I'm trying to get the hang of this theorem by solving some exercises involving it. One of those says: Prove that $(\mathbb{Q},+)/\mathbb{Z}$ is isomorphic to $(U_\infty,\cdot)$, where $U_\infty = \{ z \in C\mid z^n = 1, n \in \mathbb{N} \}$.
I know I need to find a morphism from $(\mathbb{Q},+)$ to $(U_\infty,\cdot)$ such that $\ker(f) = \mathbb{Z}$. I believe that $f(x)=\cos(2\pi x)+i \sin(2\pi x)$ does the trick, but I'm not sure. Could anyone tell me if this is correct, and if not, give another example of a function?
I'm going to provide a full answer to the problem. The morphism $f:(\mathbb Q,\rightarrow (U_\infty, \cdot), f(x)=(\cos(2\pi x), \sin(2\pi x))$ is a group morphism and $\ker f=\mathbb Z$.
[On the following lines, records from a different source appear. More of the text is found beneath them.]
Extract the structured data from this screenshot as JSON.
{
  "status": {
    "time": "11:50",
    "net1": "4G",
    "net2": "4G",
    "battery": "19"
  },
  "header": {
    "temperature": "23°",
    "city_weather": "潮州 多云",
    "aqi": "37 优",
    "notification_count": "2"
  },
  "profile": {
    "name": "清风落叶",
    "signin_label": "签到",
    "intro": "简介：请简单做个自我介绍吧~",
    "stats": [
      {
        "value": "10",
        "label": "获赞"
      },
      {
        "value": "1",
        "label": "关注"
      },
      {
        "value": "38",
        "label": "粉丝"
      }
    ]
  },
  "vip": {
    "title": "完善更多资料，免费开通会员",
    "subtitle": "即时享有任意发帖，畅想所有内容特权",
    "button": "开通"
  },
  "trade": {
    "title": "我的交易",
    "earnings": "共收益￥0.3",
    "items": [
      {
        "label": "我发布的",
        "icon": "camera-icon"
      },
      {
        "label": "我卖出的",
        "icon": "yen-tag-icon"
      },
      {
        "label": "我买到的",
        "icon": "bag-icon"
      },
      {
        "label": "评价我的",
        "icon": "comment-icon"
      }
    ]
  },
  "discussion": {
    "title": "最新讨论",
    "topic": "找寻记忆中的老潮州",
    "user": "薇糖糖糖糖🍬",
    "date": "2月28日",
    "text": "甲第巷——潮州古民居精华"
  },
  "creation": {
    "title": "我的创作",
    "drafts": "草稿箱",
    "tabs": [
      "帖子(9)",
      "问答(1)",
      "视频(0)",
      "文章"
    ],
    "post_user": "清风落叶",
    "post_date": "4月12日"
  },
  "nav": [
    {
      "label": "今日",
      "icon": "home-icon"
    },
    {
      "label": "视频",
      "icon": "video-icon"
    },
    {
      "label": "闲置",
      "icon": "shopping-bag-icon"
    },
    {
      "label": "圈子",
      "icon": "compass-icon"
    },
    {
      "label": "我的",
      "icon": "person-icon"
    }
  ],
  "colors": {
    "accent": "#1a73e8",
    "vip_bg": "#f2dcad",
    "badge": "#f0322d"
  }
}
Now let us see that $f$ is onto. Choose $z\in U_\infty$, and we want to find $x\in\mathbb Q$ so that $f(x)=z$. As $z\in U_\infty$, there exists $n\in\mathbb N$ so that $z^n=1$. Now, let us write $z=\cos (\theta) + i\sin(\theta)$. As $z^n=1$, $|z|^n=1$ so $|z|=1$. We have
$$z^n=1=\cos(n\theta)+i\sin(n\theta) \Rightarrow \cos n\theta =1 $$ so $n\theta= 2\pi m$ with $m\in\mathbb N$, and $\theta=\frac{2m}{n}\pi$.
That means $$z=\cos\left(\frac{2m}{n}\pi\right), \sin\left(\frac{2m}{n}\pi\right) = f\left(\frac mn\right)$$ as we wanted to prove.